De cada vez que leio um livro de Manuel da Silva Ramos, sinto algo como isto. Ou não bem. A sensação não é pacífica nem fácil. Como autor, as suas narrativas optam por um estilo pouco amigo da leitura fácil – embora dela não sejam inimigas – e coopta demasiado a realidade para dentro de si, a ponto de comungar com ela de uma terrível ausência de enredo, preferindo escudar-se no tratamento verrinoso da descrição social e de tipos, numa forte e omnipresente ironia, bruta em vez de fina ou fugaz, e amarga por não querer ser terapêutica ou pedagógica. O efeito é o de de uma prosa poética que muitas vezes nos leva a sorrir ou a amargar a triste visualização da verdade exposta, mas tem o defeito de nunca redimir quer o leitor, as situações ou mesmo as personagens. Manuel da Silva Ramos escreve nitidamente para incomodar e consegue-o. E no entanto… algo se perde no movimento, algo que muitas vezes é essencial.

Se, por contra-exemplo, pensarmos noutra prosa carregada de realismo e ironia como a de Eça n’ Os Maias, vemos que o que dá corpo ao livro, ou pelo menos o seu essencial, é a deliberada construção de um mínimo de enredo que o suporte (Carlos da Maia regressa a Lisboa e a Portugal e com muitos projectos, acaba é metido numa cena incestuosa de saias, da qual sai como quem entrou, pouco mais sabendo ou tendo feito). Ramos minimaliza ainda mais o enredo que acaba praticamente inexistente, subsumido aos passeios e meditações dos seus personagens, sempre introspectivos, sempre faladores do seu umbigo para os nossos olhos, mas sem história que contar.

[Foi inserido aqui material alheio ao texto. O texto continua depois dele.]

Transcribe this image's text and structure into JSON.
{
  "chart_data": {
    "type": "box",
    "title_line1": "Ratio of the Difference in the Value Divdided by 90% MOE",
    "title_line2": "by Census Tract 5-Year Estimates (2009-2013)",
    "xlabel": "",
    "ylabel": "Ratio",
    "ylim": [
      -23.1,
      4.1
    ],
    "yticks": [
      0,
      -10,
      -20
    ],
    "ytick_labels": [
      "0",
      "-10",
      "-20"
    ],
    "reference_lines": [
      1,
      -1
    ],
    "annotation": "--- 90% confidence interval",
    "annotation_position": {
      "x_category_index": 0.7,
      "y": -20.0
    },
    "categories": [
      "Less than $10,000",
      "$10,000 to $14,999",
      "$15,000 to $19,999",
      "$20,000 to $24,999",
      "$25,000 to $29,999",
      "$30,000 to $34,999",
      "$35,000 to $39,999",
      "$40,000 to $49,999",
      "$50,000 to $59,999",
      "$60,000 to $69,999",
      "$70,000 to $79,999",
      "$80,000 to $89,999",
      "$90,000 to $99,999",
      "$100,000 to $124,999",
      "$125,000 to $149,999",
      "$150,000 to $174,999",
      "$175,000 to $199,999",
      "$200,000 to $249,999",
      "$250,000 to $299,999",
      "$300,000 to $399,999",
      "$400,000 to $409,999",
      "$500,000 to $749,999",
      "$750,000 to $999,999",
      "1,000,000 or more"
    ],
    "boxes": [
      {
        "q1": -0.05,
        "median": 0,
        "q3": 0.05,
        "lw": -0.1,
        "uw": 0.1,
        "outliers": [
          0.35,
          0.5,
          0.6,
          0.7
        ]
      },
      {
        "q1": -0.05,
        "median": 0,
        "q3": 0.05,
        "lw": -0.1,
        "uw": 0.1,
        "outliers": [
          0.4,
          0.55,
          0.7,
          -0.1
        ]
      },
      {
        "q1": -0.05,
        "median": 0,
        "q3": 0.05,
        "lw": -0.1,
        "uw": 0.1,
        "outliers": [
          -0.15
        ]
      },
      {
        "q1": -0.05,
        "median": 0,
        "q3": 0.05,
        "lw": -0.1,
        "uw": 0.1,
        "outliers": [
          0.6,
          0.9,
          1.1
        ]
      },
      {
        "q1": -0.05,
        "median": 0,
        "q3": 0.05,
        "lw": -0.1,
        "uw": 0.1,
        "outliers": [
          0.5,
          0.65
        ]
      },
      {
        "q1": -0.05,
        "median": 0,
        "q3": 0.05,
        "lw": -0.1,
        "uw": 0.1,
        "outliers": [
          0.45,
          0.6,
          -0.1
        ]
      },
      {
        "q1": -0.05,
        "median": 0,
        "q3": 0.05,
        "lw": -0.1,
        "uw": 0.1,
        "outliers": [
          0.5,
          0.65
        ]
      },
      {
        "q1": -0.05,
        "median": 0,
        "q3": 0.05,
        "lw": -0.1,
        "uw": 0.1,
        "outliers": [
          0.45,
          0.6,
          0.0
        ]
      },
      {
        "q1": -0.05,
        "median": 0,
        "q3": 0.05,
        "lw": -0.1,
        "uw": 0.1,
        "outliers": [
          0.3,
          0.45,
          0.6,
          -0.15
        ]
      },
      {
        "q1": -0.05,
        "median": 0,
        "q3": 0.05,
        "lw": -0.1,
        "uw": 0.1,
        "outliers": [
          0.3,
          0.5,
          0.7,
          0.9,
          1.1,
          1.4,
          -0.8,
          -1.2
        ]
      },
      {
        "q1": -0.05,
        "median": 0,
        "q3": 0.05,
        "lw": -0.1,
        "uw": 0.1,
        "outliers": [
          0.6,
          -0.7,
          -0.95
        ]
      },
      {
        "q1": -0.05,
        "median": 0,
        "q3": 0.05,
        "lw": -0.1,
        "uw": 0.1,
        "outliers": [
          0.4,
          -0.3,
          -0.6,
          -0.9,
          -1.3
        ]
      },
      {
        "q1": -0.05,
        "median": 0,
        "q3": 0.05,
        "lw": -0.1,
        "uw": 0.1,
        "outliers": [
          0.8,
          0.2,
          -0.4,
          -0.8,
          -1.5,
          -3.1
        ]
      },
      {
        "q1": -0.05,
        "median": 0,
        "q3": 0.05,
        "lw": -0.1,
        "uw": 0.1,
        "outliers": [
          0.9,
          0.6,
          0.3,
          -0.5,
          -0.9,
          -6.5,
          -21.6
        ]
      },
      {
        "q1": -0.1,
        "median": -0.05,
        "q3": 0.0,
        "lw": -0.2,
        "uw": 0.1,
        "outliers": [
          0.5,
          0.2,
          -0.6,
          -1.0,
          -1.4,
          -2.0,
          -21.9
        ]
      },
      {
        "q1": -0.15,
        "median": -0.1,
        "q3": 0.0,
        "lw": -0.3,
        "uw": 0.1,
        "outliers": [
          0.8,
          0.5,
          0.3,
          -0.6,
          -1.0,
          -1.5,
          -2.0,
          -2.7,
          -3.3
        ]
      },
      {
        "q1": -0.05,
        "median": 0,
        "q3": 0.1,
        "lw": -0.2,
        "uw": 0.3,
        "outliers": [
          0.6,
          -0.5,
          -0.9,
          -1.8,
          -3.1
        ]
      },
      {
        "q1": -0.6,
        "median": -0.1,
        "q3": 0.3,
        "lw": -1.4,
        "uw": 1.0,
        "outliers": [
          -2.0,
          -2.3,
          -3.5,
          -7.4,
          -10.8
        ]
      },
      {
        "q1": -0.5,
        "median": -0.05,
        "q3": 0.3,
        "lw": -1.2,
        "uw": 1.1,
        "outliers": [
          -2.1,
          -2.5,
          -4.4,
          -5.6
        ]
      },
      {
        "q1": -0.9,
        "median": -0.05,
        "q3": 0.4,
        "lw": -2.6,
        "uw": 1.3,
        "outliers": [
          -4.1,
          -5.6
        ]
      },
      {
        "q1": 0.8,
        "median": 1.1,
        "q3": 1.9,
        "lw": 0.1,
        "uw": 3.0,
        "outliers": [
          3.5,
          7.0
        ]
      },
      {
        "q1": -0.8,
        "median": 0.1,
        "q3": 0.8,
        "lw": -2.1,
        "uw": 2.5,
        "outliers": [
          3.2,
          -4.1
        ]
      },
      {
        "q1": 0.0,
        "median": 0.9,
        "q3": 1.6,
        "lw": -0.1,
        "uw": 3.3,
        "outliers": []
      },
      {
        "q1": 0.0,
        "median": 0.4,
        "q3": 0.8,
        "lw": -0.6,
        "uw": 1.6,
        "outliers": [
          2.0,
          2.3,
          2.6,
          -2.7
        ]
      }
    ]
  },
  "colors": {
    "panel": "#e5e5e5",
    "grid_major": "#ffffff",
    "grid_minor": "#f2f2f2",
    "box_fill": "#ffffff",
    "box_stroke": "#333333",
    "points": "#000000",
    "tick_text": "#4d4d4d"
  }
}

Em “Portugal, e o futuro?“, obra de 1999, contemporânea de “O Tanatoperador” (livro que comunga do mesmo problema mas que o evita em grande parte pelo simples facto de um enredo ser menos exigível a uma obra declaradamente poética) e escrita após o regresso do autor a Portugal, o personagem principal também regressa do lá-fora, também é falador e mordaz, também brilhante e bem-humorado, mas também não tem outra história que contar senão a do seu passear descontente e sem fim ou propósito pela paisagem social que atravessa. A prosa é brilhante, embora por vezes tenha um travo a demasia, a ponto de mais que uma vez ficarmos com a sensação de estar a assistir a uma performance de um artista que se esquece estar diante de um público e que convém haver uma permanente ligação entre ambos, pelo que somos deixados desamparados. E no entanto, lê-se, e lê-se com gosto. Mesmo que a redenção nunca chegue, a satisfação de algo, de um trajecto prosseguido e completado não nos seja contado ou entregue.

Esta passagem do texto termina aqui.